Snurb — Saturday 5 November 2022 22:10
Politics | ‘Fake News’ | Streaming Media | AoIR 2022 |

The final speaker in this AoIR 2022 is E. Brooke Phipps, whose focus is on how TikTok activists in the US fight conservatism and disinformation. This can be seen as a form of trolling directed at disinformation propagators, and thus turning a prominent practice of the far right against it: tactical trolling has now also emerged as a key form of digital resistance by left-wing activists (also in South Korea). This is also a youth practice: nearly half of all TikTok users are understood to be younger than 30 years. TikTok as a place is important here: place is a product of and producing social relations, and the infrastructure and affordances of TikTok make it a very specific place.

The specific case examined here is the initiative to troll Donald Trump’s rally in Tulsa, Oklahoma, on 18 June 2020, in the middle of the COVID-19 pandemic and on the day before Juneteenth. TikToker fans of the Korean pop group BTS organised to register en masse for the rally in order to prevent actual Trump supporters from attending it, and actively exploited the TikTok algorithm by strategically commenting on key videos in order to make them more visible; the video posters themselves also used key hashtags in order to engage with specific communities (like K-Pop fans and BTS stans) on the platform. This acknowledges that there is a specific place for these fans on the platform, and the language used in the videos uses a reversal or irony (‘I’m not saying, but…’) to give a nudge and a wink to viewers who were in the know.

These strategies were an unmitigated success, and highlighted even in the mainstream media.
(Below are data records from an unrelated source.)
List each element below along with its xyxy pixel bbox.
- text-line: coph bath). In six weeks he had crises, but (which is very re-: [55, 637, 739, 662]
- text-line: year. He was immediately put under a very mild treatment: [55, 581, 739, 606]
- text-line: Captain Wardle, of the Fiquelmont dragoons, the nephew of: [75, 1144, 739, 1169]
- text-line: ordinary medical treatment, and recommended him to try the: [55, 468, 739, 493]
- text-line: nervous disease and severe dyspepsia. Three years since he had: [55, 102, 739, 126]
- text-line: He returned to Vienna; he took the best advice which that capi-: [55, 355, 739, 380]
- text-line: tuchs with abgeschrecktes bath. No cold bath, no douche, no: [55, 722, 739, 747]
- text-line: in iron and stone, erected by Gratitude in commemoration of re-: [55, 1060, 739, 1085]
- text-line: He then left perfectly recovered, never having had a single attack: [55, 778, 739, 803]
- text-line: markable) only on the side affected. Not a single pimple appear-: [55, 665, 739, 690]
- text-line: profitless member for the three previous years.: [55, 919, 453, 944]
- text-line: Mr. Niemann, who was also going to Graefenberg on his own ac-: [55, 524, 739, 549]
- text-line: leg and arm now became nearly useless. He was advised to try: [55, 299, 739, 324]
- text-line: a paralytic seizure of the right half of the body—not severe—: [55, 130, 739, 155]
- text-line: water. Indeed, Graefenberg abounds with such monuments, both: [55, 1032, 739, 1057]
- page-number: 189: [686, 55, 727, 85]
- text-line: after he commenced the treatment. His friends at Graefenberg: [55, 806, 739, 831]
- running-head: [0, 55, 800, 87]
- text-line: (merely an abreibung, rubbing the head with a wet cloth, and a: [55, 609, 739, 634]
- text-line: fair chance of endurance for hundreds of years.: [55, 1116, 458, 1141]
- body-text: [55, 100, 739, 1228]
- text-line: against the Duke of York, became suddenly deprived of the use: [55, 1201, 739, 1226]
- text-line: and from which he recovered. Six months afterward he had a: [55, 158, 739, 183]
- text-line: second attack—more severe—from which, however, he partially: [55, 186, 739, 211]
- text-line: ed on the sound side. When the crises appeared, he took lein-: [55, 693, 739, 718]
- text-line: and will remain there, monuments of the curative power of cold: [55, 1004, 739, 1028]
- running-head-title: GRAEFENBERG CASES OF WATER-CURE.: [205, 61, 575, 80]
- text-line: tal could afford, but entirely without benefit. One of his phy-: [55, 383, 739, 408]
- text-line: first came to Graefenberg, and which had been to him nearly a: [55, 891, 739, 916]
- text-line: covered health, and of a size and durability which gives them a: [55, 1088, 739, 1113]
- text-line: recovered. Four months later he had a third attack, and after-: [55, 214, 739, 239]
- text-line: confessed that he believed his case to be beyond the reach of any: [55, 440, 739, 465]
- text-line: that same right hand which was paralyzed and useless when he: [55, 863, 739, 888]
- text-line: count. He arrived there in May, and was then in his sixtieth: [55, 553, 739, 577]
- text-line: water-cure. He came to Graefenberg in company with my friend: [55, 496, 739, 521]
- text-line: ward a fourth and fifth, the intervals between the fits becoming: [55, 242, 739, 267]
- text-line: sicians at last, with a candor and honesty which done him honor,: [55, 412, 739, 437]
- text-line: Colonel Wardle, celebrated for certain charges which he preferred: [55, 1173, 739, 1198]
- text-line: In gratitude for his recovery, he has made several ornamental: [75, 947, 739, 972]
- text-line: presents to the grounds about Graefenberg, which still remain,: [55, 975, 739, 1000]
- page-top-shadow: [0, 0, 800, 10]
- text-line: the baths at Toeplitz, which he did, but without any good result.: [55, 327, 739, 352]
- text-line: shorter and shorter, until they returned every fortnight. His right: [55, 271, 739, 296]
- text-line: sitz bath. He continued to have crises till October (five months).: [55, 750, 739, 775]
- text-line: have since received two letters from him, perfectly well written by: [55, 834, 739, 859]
Later on, these activities pivoted towards combatting disinformation in general, for instance by posting videos of themselves trolling the Trump campaign’s ‘voter fraud hotline’ with prank calls to the point where the hotline was eventually shut down.

Could such well-intentioned trolling be extended to combatting medical disinformation, then? There are a few examples of how this has been attempted already, and TikTok may provide a particularly valuable arena for exploring these practices further.